Bean’s email responses to questions showed what she faced on multiple fronts, including issues with heart monitors, automatic electronic defibrillators (AEDs) and the ambulance fleet. Bean said the new ambulance has arrived but the second truck will need to be replaced. And that will take 24 to 36 months, she says. The Wiscasset newspaper contacted Bean after City Manager Dennis Simmons wrote to elected officials about how the city will fund the monitors and Bean posted on the Wiscasset Ambulance Service Facebook page about AEDs.
In his email responses, Bean explained that AEDs are located at schools, the transfer station, public works, city hall, the fire station, the courthouse and the municipal airport. of Wisconsin. Devices speak to people throughout their use; and as a CPR instructor, she can train people to use them, she said. Her January 26 Facebook post said 10 of them needed to be replaced, she was looking for grants and “thought I would reach out to the community for other ideas to replace this vital piece of equipment sooner.”
Then came a Facebook response from Atlantic Motorcar owner Bruce Howes offering to help. Bean told the Wiscasset Newspaper that Howes is an example of what the community needs. She appreciates his willingness to help where he can and his knowledge, she said. “He is always willing to help me think through and find ways to make Wiscasset EMS a top notch service.”
Howes, an advanced emergency medical technician for Central Lincoln County Ambulance and Woolwich EMS, said in a phone interview on Tuesday that he expects his longtime business in Wiscasset to purchase an AED in Wiscasset. Helping EMS is part of his company’s mission. Atlantic Motorcar bought a DEA in Woolwich last year. And Howes hopes other companies will join him in helping Bean’s AED effort. “I believe in EMS. We all need it when we need it,” he said.

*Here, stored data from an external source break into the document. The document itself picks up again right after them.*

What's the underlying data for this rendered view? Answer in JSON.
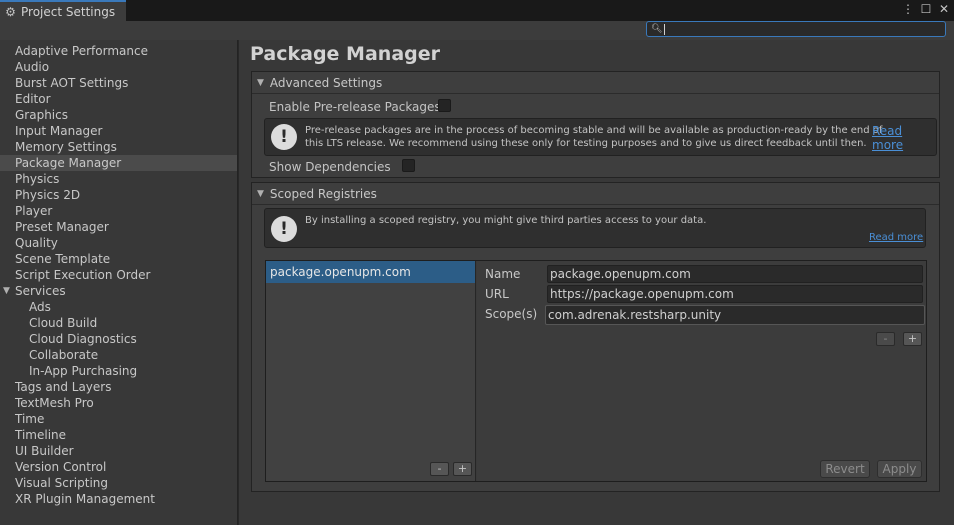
{
  "window": {
    "tab_title": "Project Settings",
    "menu_icon": "kebab-menu-icon",
    "maximize_icon": "maximize-icon",
    "close_icon": "close-icon"
  },
  "search": {
    "value": "",
    "icon": "search-icon"
  },
  "sidebar": {
    "items": [
      {
        "label": "Adaptive Performance"
      },
      {
        "label": "Audio"
      },
      {
        "label": "Burst AOT Settings"
      },
      {
        "label": "Editor"
      },
      {
        "label": "Graphics"
      },
      {
        "label": "Input Manager"
      },
      {
        "label": "Memory Settings"
      },
      {
        "label": "Package Manager",
        "selected": true
      },
      {
        "label": "Physics"
      },
      {
        "label": "Physics 2D"
      },
      {
        "label": "Player"
      },
      {
        "label": "Preset Manager"
      },
      {
        "label": "Quality"
      },
      {
        "label": "Scene Template"
      },
      {
        "label": "Script Execution Order"
      },
      {
        "label": "Services",
        "expanded": true
      },
      {
        "label": "Ads",
        "child": true
      },
      {
        "label": "Cloud Build",
        "child": true
      },
      {
        "label": "Cloud Diagnostics",
        "child": true
      },
      {
        "label": "Collaborate",
        "child": true
      },
      {
        "label": "In-App Purchasing",
        "child": true
      },
      {
        "label": "Tags and Layers"
      },
      {
        "label": "TextMesh Pro"
      },
      {
        "label": "Time"
      },
      {
        "label": "Timeline"
      },
      {
        "label": "UI Builder"
      },
      {
        "label": "Version Control"
      },
      {
        "label": "Visual Scripting"
      },
      {
        "label": "XR Plugin Management"
      }
    ]
  },
  "main": {
    "title": "Package Manager",
    "advanced": {
      "header": "Advanced Settings",
      "prerelease_label": "Enable Pre-release Packages",
      "prerelease_checked": false,
      "help_line1": "Pre-release packages are in the process of becoming stable and will be available as production-ready by the end of",
      "help_line2": "this LTS release. We recommend using these only for testing purposes and to give us direct feedback until then.",
      "read_more": "Read more",
      "show_deps_label": "Show Dependencies",
      "show_deps_checked": false
    },
    "scoped": {
      "header": "Scoped Registries",
      "help_text": "By installing a scoped registry, you might give third parties access to your data.",
      "read_more": "Read more",
      "registries": [
        "package.openupm.com"
      ],
      "list_remove": "-",
      "list_add": "+",
      "name_label": "Name",
      "name_value": "package.openupm.com",
      "url_label": "URL",
      "url_value": "https://package.openupm.com",
      "scopes_label": "Scope(s)",
      "scope_value": "com.adrenak.restsharp.unity",
      "scope_remove": "-",
      "scope_add": "+",
      "revert_label": "Revert",
      "apply_label": "Apply"
    }
  }
}
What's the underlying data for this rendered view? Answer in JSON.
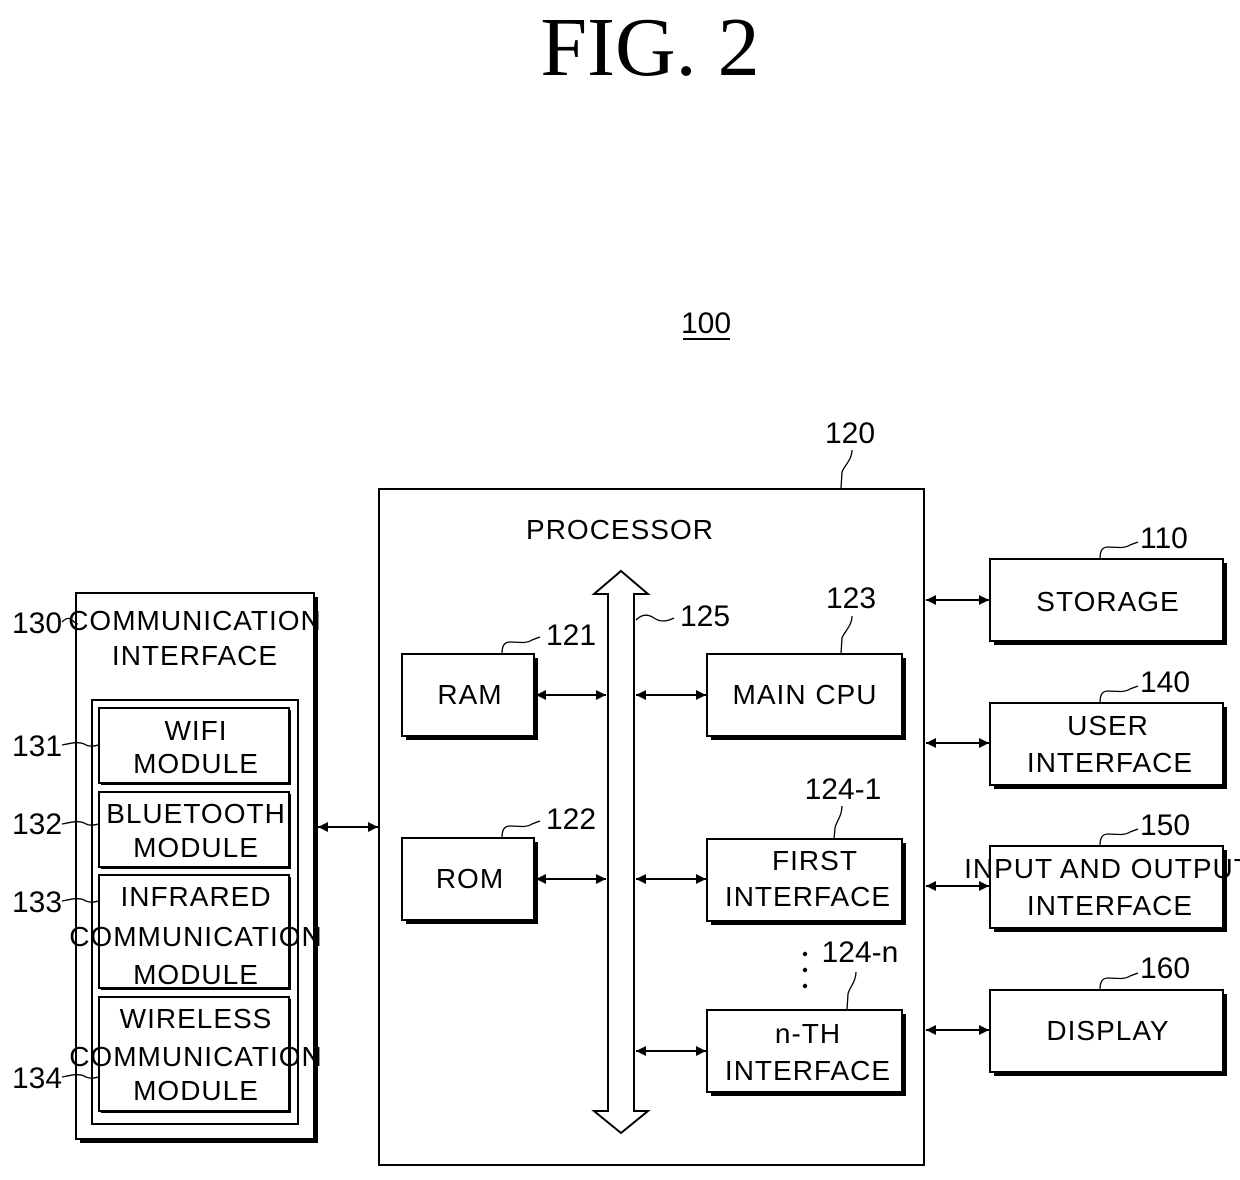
{
  "figure": {
    "title": "FIG. 2",
    "device_ref": "100"
  },
  "processor": {
    "ref": "120",
    "label": "PROCESSOR",
    "bus_ref": "125",
    "blocks": [
      {
        "ref": "121",
        "lines": [
          "RAM"
        ]
      },
      {
        "ref": "122",
        "lines": [
          "ROM"
        ]
      },
      {
        "ref": "123",
        "lines": [
          "MAIN CPU"
        ]
      },
      {
        "ref": "124-1",
        "lines": [
          "FIRST",
          "INTERFACE"
        ]
      },
      {
        "ref": "124-n",
        "lines": [
          "n-TH",
          "INTERFACE"
        ]
      }
    ],
    "ellipsis": "⋮"
  },
  "communication_interface": {
    "ref": "130",
    "lines": [
      "COMMUNICATION",
      "INTERFACE"
    ],
    "modules": [
      {
        "ref": "131",
        "lines": [
          "WIFI",
          "MODULE"
        ]
      },
      {
        "ref": "132",
        "lines": [
          "BLUETOOTH",
          "MODULE"
        ]
      },
      {
        "ref": "133",
        "lines": [
          "INFRARED",
          "COMMUNICATION",
          "MODULE"
        ]
      },
      {
        "ref": "134",
        "lines": [
          "WIRELESS",
          "COMMUNICATION",
          "MODULE"
        ]
      }
    ]
  },
  "peripherals": [
    {
      "ref": "110",
      "lines": [
        "STORAGE"
      ]
    },
    {
      "ref": "140",
      "lines": [
        "USER",
        "INTERFACE"
      ]
    },
    {
      "ref": "150",
      "lines": [
        "INPUT AND OUTPUT",
        "INTERFACE"
      ]
    },
    {
      "ref": "160",
      "lines": [
        "DISPLAY"
      ]
    }
  ]
}
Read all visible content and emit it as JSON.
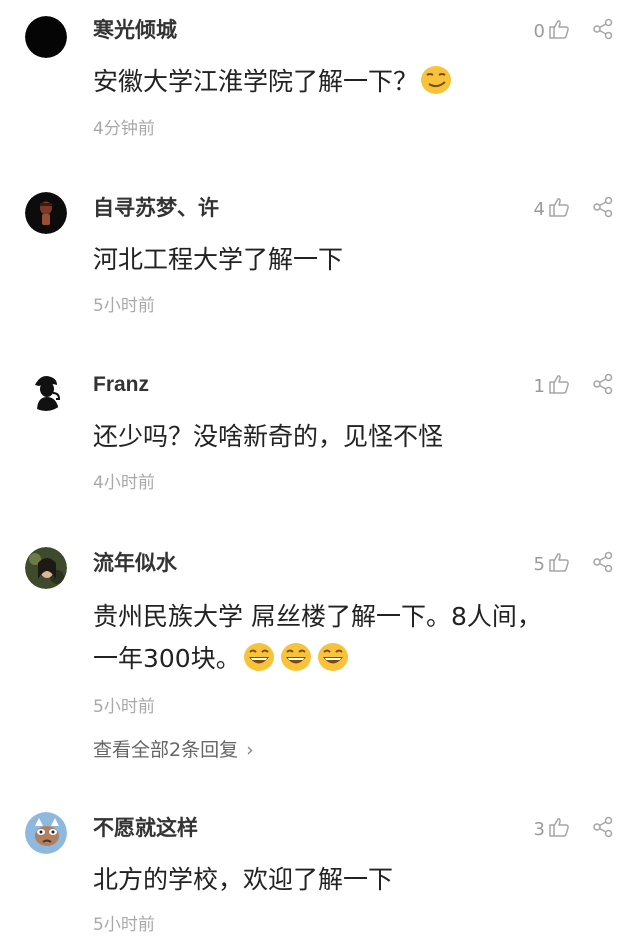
{
  "comments": [
    {
      "username": "寒光倾城",
      "likes": "0",
      "text": "安徽大学江淮学院了解一下？",
      "emoji": "smirk-face",
      "time": "4分钟前"
    },
    {
      "username": "自寻苏梦、许",
      "likes": "4",
      "text": "河北工程大学了解一下",
      "time": "5小时前"
    },
    {
      "username": "Franz",
      "likes": "1",
      "text": "还少吗？没啥新奇的，见怪不怪",
      "time": "4小时前"
    },
    {
      "username": "流年似水",
      "likes": "5",
      "text_line1": "贵州民族大学 屌丝楼了解一下。8人间，",
      "text_line2": "一年300块。",
      "emoji": "grinning-face x3",
      "time": "5小时前",
      "view_replies": "查看全部2条回复",
      "view_replies_chevron": "›"
    },
    {
      "username": "不愿就这样",
      "likes": "3",
      "text": "北方的学校，欢迎了解一下",
      "time": "5小时前"
    }
  ],
  "icons": {
    "like": "thumb-up-outline-icon",
    "share": "share-icon"
  },
  "colors": {
    "muted": "#9a9a9a",
    "text": "#222222",
    "username": "#333333",
    "emoji_yellow": "#f7c33a"
  }
}
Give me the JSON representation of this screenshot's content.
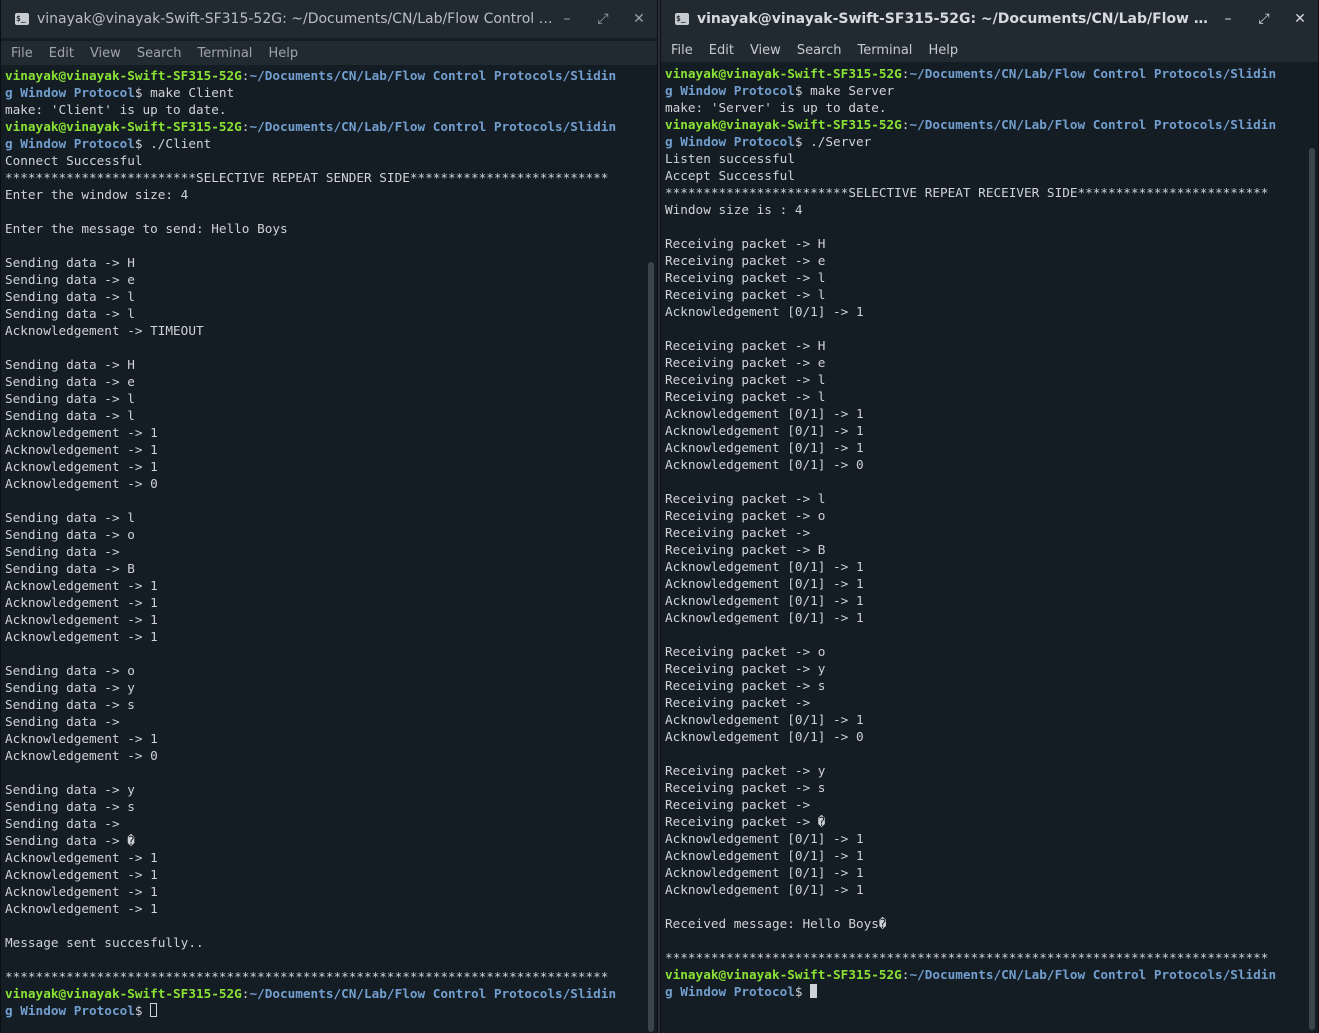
{
  "left": {
    "title": "vinayak@vinayak-Swift-SF315-52G: ~/Documents/CN/Lab/Flow Control Prot...",
    "icon": "terminal-icon",
    "menu": [
      "File",
      "Edit",
      "View",
      "Search",
      "Terminal",
      "Help"
    ],
    "lines": [
      {
        "type": "prompt",
        "user": "vinayak@vinayak-Swift-SF315-52G",
        "path": "~/Documents/CN/Lab/Flow Control Protocols/Slidin"
      },
      {
        "type": "prompt2",
        "path": "g Window Protocol",
        "cmd": "$ make Client"
      },
      {
        "type": "text",
        "text": "make: 'Client' is up to date."
      },
      {
        "type": "prompt",
        "user": "vinayak@vinayak-Swift-SF315-52G",
        "path": "~/Documents/CN/Lab/Flow Control Protocols/Slidin"
      },
      {
        "type": "prompt2",
        "path": "g Window Protocol",
        "cmd": "$ ./Client"
      },
      {
        "type": "text",
        "text": "Connect Successful"
      },
      {
        "type": "text",
        "text": "*************************SELECTIVE REPEAT SENDER SIDE**************************"
      },
      {
        "type": "text",
        "text": "Enter the window size: 4"
      },
      {
        "type": "text",
        "text": ""
      },
      {
        "type": "text",
        "text": "Enter the message to send: Hello Boys"
      },
      {
        "type": "text",
        "text": ""
      },
      {
        "type": "text",
        "text": "Sending data -> H"
      },
      {
        "type": "text",
        "text": "Sending data -> e"
      },
      {
        "type": "text",
        "text": "Sending data -> l"
      },
      {
        "type": "text",
        "text": "Sending data -> l"
      },
      {
        "type": "text",
        "text": "Acknowledgement -> TIMEOUT"
      },
      {
        "type": "text",
        "text": ""
      },
      {
        "type": "text",
        "text": "Sending data -> H"
      },
      {
        "type": "text",
        "text": "Sending data -> e"
      },
      {
        "type": "text",
        "text": "Sending data -> l"
      },
      {
        "type": "text",
        "text": "Sending data -> l"
      },
      {
        "type": "text",
        "text": "Acknowledgement -> 1"
      },
      {
        "type": "text",
        "text": "Acknowledgement -> 1"
      },
      {
        "type": "text",
        "text": "Acknowledgement -> 1"
      },
      {
        "type": "text",
        "text": "Acknowledgement -> 0"
      },
      {
        "type": "text",
        "text": ""
      },
      {
        "type": "text",
        "text": "Sending data -> l"
      },
      {
        "type": "text",
        "text": "Sending data -> o"
      },
      {
        "type": "text",
        "text": "Sending data -> "
      },
      {
        "type": "text",
        "text": "Sending data -> B"
      },
      {
        "type": "text",
        "text": "Acknowledgement -> 1"
      },
      {
        "type": "text",
        "text": "Acknowledgement -> 1"
      },
      {
        "type": "text",
        "text": "Acknowledgement -> 1"
      },
      {
        "type": "text",
        "text": "Acknowledgement -> 1"
      },
      {
        "type": "text",
        "text": ""
      },
      {
        "type": "text",
        "text": "Sending data -> o"
      },
      {
        "type": "text",
        "text": "Sending data -> y"
      },
      {
        "type": "text",
        "text": "Sending data -> s"
      },
      {
        "type": "text",
        "text": "Sending data -> "
      },
      {
        "type": "text",
        "text": "Acknowledgement -> 1"
      },
      {
        "type": "text",
        "text": "Acknowledgement -> 0"
      },
      {
        "type": "text",
        "text": ""
      },
      {
        "type": "text",
        "text": "Sending data -> y"
      },
      {
        "type": "text",
        "text": "Sending data -> s"
      },
      {
        "type": "text",
        "text": "Sending data -> "
      },
      {
        "type": "text",
        "text": "Sending data -> �"
      },
      {
        "type": "text",
        "text": "Acknowledgement -> 1"
      },
      {
        "type": "text",
        "text": "Acknowledgement -> 1"
      },
      {
        "type": "text",
        "text": "Acknowledgement -> 1"
      },
      {
        "type": "text",
        "text": "Acknowledgement -> 1"
      },
      {
        "type": "text",
        "text": ""
      },
      {
        "type": "text",
        "text": "Message sent succesfully.."
      },
      {
        "type": "text",
        "text": ""
      },
      {
        "type": "text",
        "text": "*******************************************************************************"
      },
      {
        "type": "prompt",
        "user": "vinayak@vinayak-Swift-SF315-52G",
        "path": "~/Documents/CN/Lab/Flow Control Protocols/Slidin"
      },
      {
        "type": "prompt2",
        "path": "g Window Protocol",
        "cmd": "$ ",
        "cursor": true
      }
    ]
  },
  "right": {
    "title": "vinayak@vinayak-Swift-SF315-52G: ~/Documents/CN/Lab/Flow Control Prot...",
    "icon": "terminal-icon",
    "menu": [
      "File",
      "Edit",
      "View",
      "Search",
      "Terminal",
      "Help"
    ],
    "lines": [
      {
        "type": "prompt",
        "user": "vinayak@vinayak-Swift-SF315-52G",
        "path": "~/Documents/CN/Lab/Flow Control Protocols/Slidin"
      },
      {
        "type": "prompt2",
        "path": "g Window Protocol",
        "cmd": "$ make Server"
      },
      {
        "type": "text",
        "text": "make: 'Server' is up to date."
      },
      {
        "type": "prompt",
        "user": "vinayak@vinayak-Swift-SF315-52G",
        "path": "~/Documents/CN/Lab/Flow Control Protocols/Slidin"
      },
      {
        "type": "prompt2",
        "path": "g Window Protocol",
        "cmd": "$ ./Server"
      },
      {
        "type": "text",
        "text": "Listen successful"
      },
      {
        "type": "text",
        "text": "Accept Successful"
      },
      {
        "type": "text",
        "text": "************************SELECTIVE REPEAT RECEIVER SIDE*************************"
      },
      {
        "type": "text",
        "text": "Window size is : 4"
      },
      {
        "type": "text",
        "text": ""
      },
      {
        "type": "text",
        "text": "Receiving packet -> H"
      },
      {
        "type": "text",
        "text": "Receiving packet -> e"
      },
      {
        "type": "text",
        "text": "Receiving packet -> l"
      },
      {
        "type": "text",
        "text": "Receiving packet -> l"
      },
      {
        "type": "text",
        "text": "Acknowledgement [0/1] -> 1"
      },
      {
        "type": "text",
        "text": ""
      },
      {
        "type": "text",
        "text": "Receiving packet -> H"
      },
      {
        "type": "text",
        "text": "Receiving packet -> e"
      },
      {
        "type": "text",
        "text": "Receiving packet -> l"
      },
      {
        "type": "text",
        "text": "Receiving packet -> l"
      },
      {
        "type": "text",
        "text": "Acknowledgement [0/1] -> 1"
      },
      {
        "type": "text",
        "text": "Acknowledgement [0/1] -> 1"
      },
      {
        "type": "text",
        "text": "Acknowledgement [0/1] -> 1"
      },
      {
        "type": "text",
        "text": "Acknowledgement [0/1] -> 0"
      },
      {
        "type": "text",
        "text": ""
      },
      {
        "type": "text",
        "text": "Receiving packet -> l"
      },
      {
        "type": "text",
        "text": "Receiving packet -> o"
      },
      {
        "type": "text",
        "text": "Receiving packet -> "
      },
      {
        "type": "text",
        "text": "Receiving packet -> B"
      },
      {
        "type": "text",
        "text": "Acknowledgement [0/1] -> 1"
      },
      {
        "type": "text",
        "text": "Acknowledgement [0/1] -> 1"
      },
      {
        "type": "text",
        "text": "Acknowledgement [0/1] -> 1"
      },
      {
        "type": "text",
        "text": "Acknowledgement [0/1] -> 1"
      },
      {
        "type": "text",
        "text": ""
      },
      {
        "type": "text",
        "text": "Receiving packet -> o"
      },
      {
        "type": "text",
        "text": "Receiving packet -> y"
      },
      {
        "type": "text",
        "text": "Receiving packet -> s"
      },
      {
        "type": "text",
        "text": "Receiving packet -> "
      },
      {
        "type": "text",
        "text": "Acknowledgement [0/1] -> 1"
      },
      {
        "type": "text",
        "text": "Acknowledgement [0/1] -> 0"
      },
      {
        "type": "text",
        "text": ""
      },
      {
        "type": "text",
        "text": "Receiving packet -> y"
      },
      {
        "type": "text",
        "text": "Receiving packet -> s"
      },
      {
        "type": "text",
        "text": "Receiving packet -> "
      },
      {
        "type": "text",
        "text": "Receiving packet -> �"
      },
      {
        "type": "text",
        "text": "Acknowledgement [0/1] -> 1"
      },
      {
        "type": "text",
        "text": "Acknowledgement [0/1] -> 1"
      },
      {
        "type": "text",
        "text": "Acknowledgement [0/1] -> 1"
      },
      {
        "type": "text",
        "text": "Acknowledgement [0/1] -> 1"
      },
      {
        "type": "text",
        "text": ""
      },
      {
        "type": "text",
        "text": "Received message: Hello Boys�"
      },
      {
        "type": "text",
        "text": ""
      },
      {
        "type": "text",
        "text": "*******************************************************************************"
      },
      {
        "type": "prompt",
        "user": "vinayak@vinayak-Swift-SF315-52G",
        "path": "~/Documents/CN/Lab/Flow Control Protocols/Slidin"
      },
      {
        "type": "prompt2",
        "path": "g Window Protocol",
        "cmd": "$ ",
        "cursor": true
      }
    ]
  },
  "window_buttons": {
    "minimize": "–",
    "maximize": "⤢",
    "close": "✕"
  },
  "colors": {
    "user": "#8ae234",
    "path": "#729fcf",
    "text": "#cfd3d7",
    "background": "#141c24",
    "titlebar": "#222a31"
  }
}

Simmons’ Feb. 1 report to selectors called the department’s two heart monitors critical to saving lives. They have issues and will cost $48,568 to replace them, Simmons wrote. The Boothbay Area Ambulance Service lends one, he said. He considered asking the board to tap into contingencies, but two new monitors would take it all, he said. EMS had $16,000 in capital funds; Simmons authorized Bean to enter into a lease-to-own agreement for $10,733 over five years.
Commenting on the BRAS loan, Bean said: “I am grateful that they want to help us in these difficult times. This is a matter that is beyond our control. I’m terribly frustrated with supply chain issues.